— Направь-ка свою злость на другое, — помолчав с минуту, берёт меня за предплечье, без прежней хватки, почти мягко. — Стоять мы будем до последнего, но если Головецкие собаки опять спровоцируют давку, скорее выбирайся из толкучки — тебе-то ловкости не занимать — и беги к дворам. А, и лампочками я тебя обеспечу. До последнего, понятно?
— Свобода или смерть? — говорю для патетики.
— Не нужно, — обрывает Ирвис и целует меня в лоб: — Не попадись никому по пути.
Накидывает эффектный чёрный ольстер с костяными пуговицами, самой элегантностью будет среди бунтовщиков, и уходит, оставляя меня наедине с немыми макетами. Их вырвиглазная белизна вынуждает перевести взгляд на чёрный самолётик, немного кренящийся на правое крыло.
Какая духотень! Голову ведёт до шустрых чаинок перед глазами — пятно или пока не собралось, или уже раскрошилось.

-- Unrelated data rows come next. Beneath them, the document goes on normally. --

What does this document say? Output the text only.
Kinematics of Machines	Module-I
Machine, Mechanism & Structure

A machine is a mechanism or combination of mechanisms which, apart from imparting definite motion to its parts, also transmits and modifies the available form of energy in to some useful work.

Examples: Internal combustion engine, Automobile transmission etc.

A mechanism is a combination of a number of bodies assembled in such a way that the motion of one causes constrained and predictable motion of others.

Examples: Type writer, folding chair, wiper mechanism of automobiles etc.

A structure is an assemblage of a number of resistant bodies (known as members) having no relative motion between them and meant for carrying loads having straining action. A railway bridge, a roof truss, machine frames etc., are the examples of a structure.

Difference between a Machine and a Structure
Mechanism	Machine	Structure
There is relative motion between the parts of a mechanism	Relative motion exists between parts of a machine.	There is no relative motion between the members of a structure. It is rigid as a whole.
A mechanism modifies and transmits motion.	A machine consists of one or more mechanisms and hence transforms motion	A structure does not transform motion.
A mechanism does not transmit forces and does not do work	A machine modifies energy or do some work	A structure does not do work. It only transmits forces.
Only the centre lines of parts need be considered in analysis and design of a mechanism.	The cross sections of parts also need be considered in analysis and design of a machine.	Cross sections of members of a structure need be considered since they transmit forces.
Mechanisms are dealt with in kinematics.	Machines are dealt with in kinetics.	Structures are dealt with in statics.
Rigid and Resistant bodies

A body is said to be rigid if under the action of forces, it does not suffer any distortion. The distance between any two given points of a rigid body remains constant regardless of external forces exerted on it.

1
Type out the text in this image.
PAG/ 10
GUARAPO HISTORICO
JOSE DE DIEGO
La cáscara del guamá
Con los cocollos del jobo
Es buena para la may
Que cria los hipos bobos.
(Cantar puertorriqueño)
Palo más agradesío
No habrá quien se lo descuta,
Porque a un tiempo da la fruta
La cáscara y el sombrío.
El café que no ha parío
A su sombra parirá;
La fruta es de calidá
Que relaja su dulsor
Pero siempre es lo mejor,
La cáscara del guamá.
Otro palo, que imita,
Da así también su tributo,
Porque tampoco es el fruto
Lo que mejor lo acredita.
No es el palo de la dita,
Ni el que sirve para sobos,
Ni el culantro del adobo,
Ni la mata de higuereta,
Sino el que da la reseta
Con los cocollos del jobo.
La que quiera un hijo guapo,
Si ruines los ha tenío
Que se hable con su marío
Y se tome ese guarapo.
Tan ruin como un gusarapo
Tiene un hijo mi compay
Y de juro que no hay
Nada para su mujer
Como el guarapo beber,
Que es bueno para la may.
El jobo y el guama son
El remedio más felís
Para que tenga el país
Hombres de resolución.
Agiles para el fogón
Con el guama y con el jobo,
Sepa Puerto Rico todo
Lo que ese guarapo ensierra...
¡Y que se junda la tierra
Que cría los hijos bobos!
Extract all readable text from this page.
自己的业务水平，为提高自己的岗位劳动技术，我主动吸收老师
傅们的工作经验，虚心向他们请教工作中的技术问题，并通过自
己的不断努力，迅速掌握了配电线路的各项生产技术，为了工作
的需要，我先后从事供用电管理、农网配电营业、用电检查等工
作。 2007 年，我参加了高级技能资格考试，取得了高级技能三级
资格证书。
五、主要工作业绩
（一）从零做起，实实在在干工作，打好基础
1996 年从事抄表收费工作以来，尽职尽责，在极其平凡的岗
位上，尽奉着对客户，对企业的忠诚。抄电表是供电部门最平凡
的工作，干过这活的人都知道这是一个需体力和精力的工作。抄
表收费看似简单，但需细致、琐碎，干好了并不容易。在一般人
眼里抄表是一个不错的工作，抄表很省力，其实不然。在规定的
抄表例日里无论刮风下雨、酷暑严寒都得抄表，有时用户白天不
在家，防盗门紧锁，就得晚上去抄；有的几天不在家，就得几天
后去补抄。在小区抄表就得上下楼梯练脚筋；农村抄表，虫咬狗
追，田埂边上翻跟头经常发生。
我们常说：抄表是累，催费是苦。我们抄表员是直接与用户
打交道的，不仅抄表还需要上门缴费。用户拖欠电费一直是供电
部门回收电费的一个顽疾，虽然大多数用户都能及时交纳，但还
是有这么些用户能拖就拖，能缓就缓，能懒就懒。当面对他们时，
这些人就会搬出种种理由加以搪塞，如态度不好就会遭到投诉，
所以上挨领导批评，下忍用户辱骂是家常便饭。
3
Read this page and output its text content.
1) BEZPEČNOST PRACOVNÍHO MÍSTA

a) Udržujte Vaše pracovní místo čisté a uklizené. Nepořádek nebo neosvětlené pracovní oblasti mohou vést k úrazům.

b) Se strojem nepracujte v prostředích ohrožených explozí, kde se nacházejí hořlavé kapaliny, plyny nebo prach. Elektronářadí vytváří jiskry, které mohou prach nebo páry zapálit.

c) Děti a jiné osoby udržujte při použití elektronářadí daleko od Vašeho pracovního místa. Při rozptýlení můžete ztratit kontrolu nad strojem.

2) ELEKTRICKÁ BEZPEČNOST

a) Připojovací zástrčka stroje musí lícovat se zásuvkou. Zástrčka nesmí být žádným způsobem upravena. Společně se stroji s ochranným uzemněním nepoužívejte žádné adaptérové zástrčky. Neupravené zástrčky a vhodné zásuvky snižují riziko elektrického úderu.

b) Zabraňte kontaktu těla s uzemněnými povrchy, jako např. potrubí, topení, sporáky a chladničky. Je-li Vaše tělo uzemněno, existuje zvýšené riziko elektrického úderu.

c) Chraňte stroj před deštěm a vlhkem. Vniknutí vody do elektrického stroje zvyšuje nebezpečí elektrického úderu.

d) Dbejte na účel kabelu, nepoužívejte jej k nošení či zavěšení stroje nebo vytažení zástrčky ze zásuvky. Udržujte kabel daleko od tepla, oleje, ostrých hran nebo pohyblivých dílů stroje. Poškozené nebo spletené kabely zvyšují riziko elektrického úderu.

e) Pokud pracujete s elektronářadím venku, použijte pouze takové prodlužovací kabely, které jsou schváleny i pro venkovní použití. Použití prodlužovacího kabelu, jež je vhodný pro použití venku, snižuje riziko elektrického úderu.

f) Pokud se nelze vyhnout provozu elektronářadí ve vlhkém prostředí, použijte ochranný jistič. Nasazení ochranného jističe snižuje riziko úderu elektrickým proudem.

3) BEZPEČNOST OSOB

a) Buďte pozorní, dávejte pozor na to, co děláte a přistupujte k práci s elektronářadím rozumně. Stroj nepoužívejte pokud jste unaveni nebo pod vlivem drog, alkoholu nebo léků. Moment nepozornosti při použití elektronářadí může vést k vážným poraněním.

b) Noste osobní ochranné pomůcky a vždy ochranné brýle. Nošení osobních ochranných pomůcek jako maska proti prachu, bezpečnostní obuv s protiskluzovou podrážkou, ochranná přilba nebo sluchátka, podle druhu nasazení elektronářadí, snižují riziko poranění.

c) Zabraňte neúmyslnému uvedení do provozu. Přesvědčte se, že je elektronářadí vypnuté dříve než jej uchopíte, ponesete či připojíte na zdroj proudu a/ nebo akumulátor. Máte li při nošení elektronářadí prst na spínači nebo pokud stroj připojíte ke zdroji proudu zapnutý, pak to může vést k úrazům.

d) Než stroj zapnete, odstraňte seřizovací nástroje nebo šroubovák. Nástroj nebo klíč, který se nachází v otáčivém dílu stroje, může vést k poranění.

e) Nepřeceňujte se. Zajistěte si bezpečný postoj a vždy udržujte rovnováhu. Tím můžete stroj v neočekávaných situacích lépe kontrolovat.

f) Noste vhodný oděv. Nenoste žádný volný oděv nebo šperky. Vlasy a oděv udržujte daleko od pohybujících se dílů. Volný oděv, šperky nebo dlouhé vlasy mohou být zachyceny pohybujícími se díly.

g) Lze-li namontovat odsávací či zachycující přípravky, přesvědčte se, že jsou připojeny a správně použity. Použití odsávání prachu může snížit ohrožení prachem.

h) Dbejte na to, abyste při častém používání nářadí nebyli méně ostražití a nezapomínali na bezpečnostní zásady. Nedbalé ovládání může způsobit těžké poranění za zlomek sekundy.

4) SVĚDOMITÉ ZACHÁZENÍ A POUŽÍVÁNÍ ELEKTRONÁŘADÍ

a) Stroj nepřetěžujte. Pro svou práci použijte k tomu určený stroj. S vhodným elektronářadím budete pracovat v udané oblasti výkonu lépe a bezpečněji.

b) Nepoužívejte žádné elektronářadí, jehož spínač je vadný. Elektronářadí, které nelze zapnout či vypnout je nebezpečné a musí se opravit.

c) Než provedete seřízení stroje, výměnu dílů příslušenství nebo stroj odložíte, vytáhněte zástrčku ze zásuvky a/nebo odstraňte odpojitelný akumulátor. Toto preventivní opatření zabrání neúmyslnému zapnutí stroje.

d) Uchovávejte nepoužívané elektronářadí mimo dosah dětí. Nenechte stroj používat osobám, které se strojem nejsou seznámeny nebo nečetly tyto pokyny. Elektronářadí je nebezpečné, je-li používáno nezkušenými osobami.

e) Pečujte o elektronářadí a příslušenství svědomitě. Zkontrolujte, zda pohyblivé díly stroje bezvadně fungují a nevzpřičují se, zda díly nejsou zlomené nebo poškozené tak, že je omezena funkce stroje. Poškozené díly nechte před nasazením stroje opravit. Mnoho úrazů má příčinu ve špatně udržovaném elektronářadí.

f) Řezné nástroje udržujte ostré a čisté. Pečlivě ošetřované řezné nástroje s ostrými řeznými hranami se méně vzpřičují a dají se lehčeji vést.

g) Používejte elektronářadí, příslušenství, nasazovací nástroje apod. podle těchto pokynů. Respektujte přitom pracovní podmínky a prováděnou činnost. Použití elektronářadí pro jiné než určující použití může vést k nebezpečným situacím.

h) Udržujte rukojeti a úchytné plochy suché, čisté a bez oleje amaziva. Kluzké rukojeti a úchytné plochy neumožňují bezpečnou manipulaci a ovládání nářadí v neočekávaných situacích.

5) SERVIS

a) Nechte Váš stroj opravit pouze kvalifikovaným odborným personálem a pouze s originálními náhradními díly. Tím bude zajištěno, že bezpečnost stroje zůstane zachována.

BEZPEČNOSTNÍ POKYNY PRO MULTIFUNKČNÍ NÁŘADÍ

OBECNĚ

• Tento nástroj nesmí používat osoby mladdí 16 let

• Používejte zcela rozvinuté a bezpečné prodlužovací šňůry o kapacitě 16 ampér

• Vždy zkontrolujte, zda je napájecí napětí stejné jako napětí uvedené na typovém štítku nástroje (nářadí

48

Тяну ручку окна и нетерпеливо высовываюсь. Столица сквозит и пахнет грядущим дождём. Проверяю время на телефоне — до моего выхода аж три минуты, успею. А пока залезаю на раму и свешиваю ноги, во рту возникает фантомный, разлагающийся коньячный привкус. Пятнадцать этажей, плюс навешенная мансарда. Исполинская гостиница дразнила бы это домишко шкетом.
Ветрюга захлёстывается, свистит вокруг меня, оголтело, по-площадному, по-анархистски. Рвётся за пазуху, увы, не нашлось бумажной книги, чтобы запастись по-Гольдмановски духовными плодами. Одна минута. Сволочно. Подгоните, подгоните же меня, отщеплённую, желательно не под свет лучезарного правителя, не под подошвы ревущего людского моря, а прибоем, на шажок к этакой новой стране Аркадии. Да известно мне, за мгновение ничего не свершается, не рушится даже небо на землю. Оно темнющее, оно густое до невозможности, а неугомонный ветер свищет, что пора. Вот так. Ничто меня не держит.